Previous studies have shown that serum phosphorus levels, even within the normal range are associated with adverse outcomes in CKD populations, the researchers observed. They noted, however, that subjects in previous studies were mainly white, and racial differences have not been previously examined despite differences in vitamin D and parathyroid hormone homeostasis in African Americans.
Shailesh Basani, MD, of Indiana University in Indianapolis, and colleagues studied 996 CKD patients visiting a nephrology clinic at a large urban county hospital from 2007-2010. Of these, 60% were African American.

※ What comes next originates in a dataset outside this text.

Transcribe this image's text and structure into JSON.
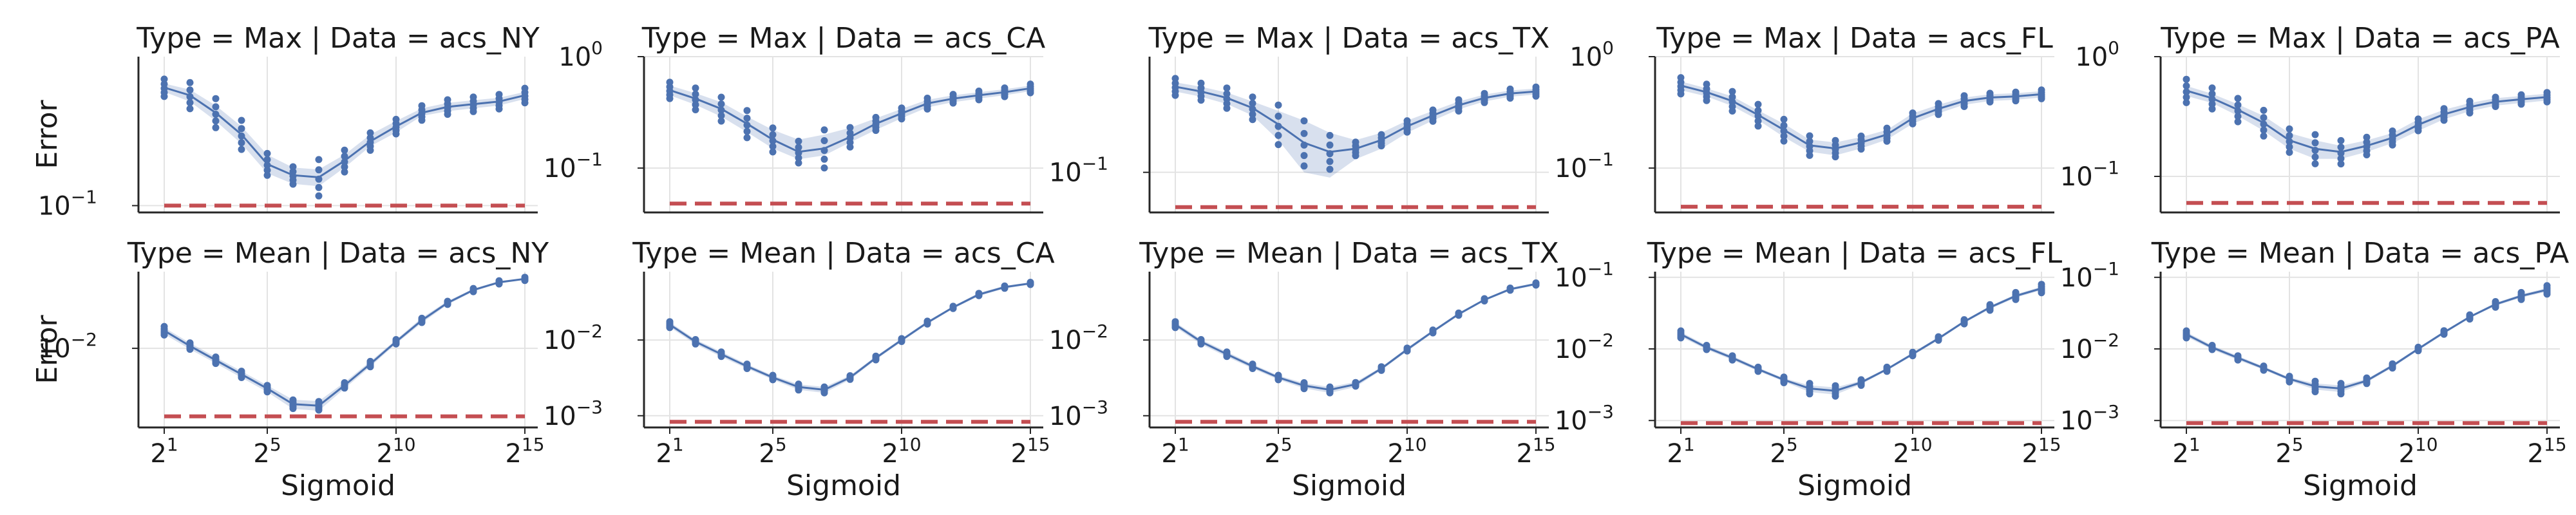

The study population had a mean age of 58.5 years and mean estimated glomerular filtration rate (eGFR) of 33.4 mL/min/1.73 m2. The median phosphate level was 3.8 mg/dL.
During a median follow-up of 1,125 days, 331 patients (33.2%) either died or initiated dialysis. In multivariate analysis, serum phosphorus levels were not a significant factor in predicting mortality or dialysis initiation. The findings raise questions “on the generalizability of previous research studies to the clinic setting,” the authors concluded.